Rives constructed the Carriage House in 1873 to hold some of the finest carriages and stable horses in the entire country. Later his son, Reginald, inherited the estate, he was elected supervisor of Wappinger in 1900. Around 1910 the property was sold to Isaac Untermyer, who was famous for defending William "Boss" Tweed. By the 1920s the Augustinians purchased the property and built the dormitory building and chapel in the mid-1950s. The property was purchased by the Town of Wappinger in 1999 as a park, with hopes to restore the Carnwath Manor, Carriage House, and other structures on the property. It is also home to the Sports Museum of Dutchess County which was dedicated in 2005 along with the Frances Reese Cultural Center (dormitory) by Hillary Clinton, and the soon to be the home of the Town of Wappinger Museum & Visitor Center. The Frances Reese Cultural Center and the Carnwath Chapel at this time are the only buildings on site that are open to the public, with the sports museum, a gift shop, small video viewing room, and snack bar. Friends of Carnwath maintains and holds events at the estate.

==Obercreek==
Obercreek was built by William H. Willis in 1856 as their new home after they sold Carnwath just down the road.

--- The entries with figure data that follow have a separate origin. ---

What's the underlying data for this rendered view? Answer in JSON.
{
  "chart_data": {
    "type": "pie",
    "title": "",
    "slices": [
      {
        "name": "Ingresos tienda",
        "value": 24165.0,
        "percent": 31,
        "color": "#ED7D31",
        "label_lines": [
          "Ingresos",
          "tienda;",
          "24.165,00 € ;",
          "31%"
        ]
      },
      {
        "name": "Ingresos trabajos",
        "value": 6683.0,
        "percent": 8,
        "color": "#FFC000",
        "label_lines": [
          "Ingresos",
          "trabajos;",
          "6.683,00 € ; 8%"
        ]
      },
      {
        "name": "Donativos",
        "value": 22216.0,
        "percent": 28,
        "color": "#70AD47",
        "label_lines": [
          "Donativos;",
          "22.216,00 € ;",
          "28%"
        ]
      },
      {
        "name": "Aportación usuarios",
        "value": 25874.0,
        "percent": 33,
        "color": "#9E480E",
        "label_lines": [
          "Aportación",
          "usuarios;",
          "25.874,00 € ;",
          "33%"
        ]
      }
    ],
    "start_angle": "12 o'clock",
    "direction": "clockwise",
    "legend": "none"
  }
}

Since the Willis' were related to the Mesiers the estate was passed down to them and finally to the Reese family who presented plans for development of the property to the Town in 2007. Today a portion of the estate is open to the public every weekend with an organic market and for events associated with the newly restored Obercreek CSA.

==William Crosby Estate==
In the mid-nineteenth century, the Crosby House was owned by G.C. Satterlee. The Satterlees were linked by marriage to the Suydam family, owners of the Suydam House. Located on the east side of Wheeler Hill Road, the former Crosby Estate is now the location of several private stone residences and the Tall Trees subdivision. It stood until the early 1900s until a fire burned it to the ground. According to several residents whose houses are located on the former Crosby Estate, a disgruntled servant was left in charge of the mansion while the family was away in Europe. He burned it down and pieces of the house and personal belongings can still be found on the site today.

==Farmers Landing==
Shortly after Francis Rombout (the original grantee of the Rombout Patent) died, his partner Gulian Verplanck was given the northern portion of the patent. By 1750, his descendant, William Verplanck, was given a portion of the patent and constructed a stone homestead and mill in Fishkill Plains on the Sprout Creek. He also constructed a small stone structure on the Hudson River which was used to sell and ship out wheat and other crops to cities and consumers. This location later became known as Farmers Landing. The house is also known as being hit with a cannonball from a British Naval ship on its way to burn the City of Kingston. Today it is a private residence on Old Troy Road and can be seen from the MTA Hudson Line railroad
A few rods below the house are the remains of an old dock...Before the waterfront at New Hamburgh was improved it was the landing place for passengers and freight consigned to Wappingers Falls. In those days a prosperous freighting business was carried on by means of sloops which plied between here and New York carrying produce of the surrounding country while packets sloops conveyed passengers...The Clermont…also landed here on her regular trips from New York to Albany. …The advent of the Hudson River Railroad and larger and more commodious steamboats made it unprofitable to continue the business and it was abandoned as a freighting place.